Bonaccini, da parte sua, ha aggiunto: «Due anni fa, subito dopo Wuhan, Veneto ed Emilia Romagna sono state le regioni più colpite insieme alla Lombardia. L'incontro di oggi guarda al futuro: Veneto ed Emilia Romagna nel 2021 sono state le regioni cresciute di più a livello nazionale. Spero che nel giro di qualche anno la situazione possa davvero tornare alla normalità.
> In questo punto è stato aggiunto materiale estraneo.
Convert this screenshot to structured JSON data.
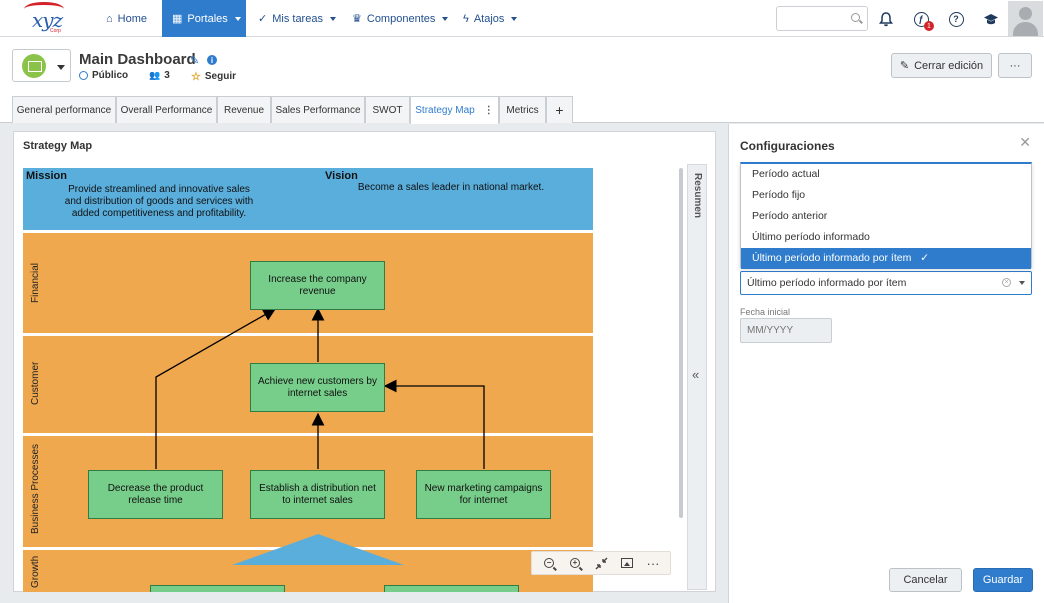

Sono 55 i milioni di euro arrivati dal Pnrr per il Parco regionale del Po. Siamo convinti i lavori possano partire entro la fine di quest'anno e terminare entro il 2026 per valorizzare al meglio questo patrimonio straordinario a cavallo delle nostre regioni. A risorse date ci siamo fatti trovare pronti perché ci piace essere gente pratica e vogliamo mettere subito in campo una serie di progetti per il bene di tutti i cittadini e delle nostre due comunità».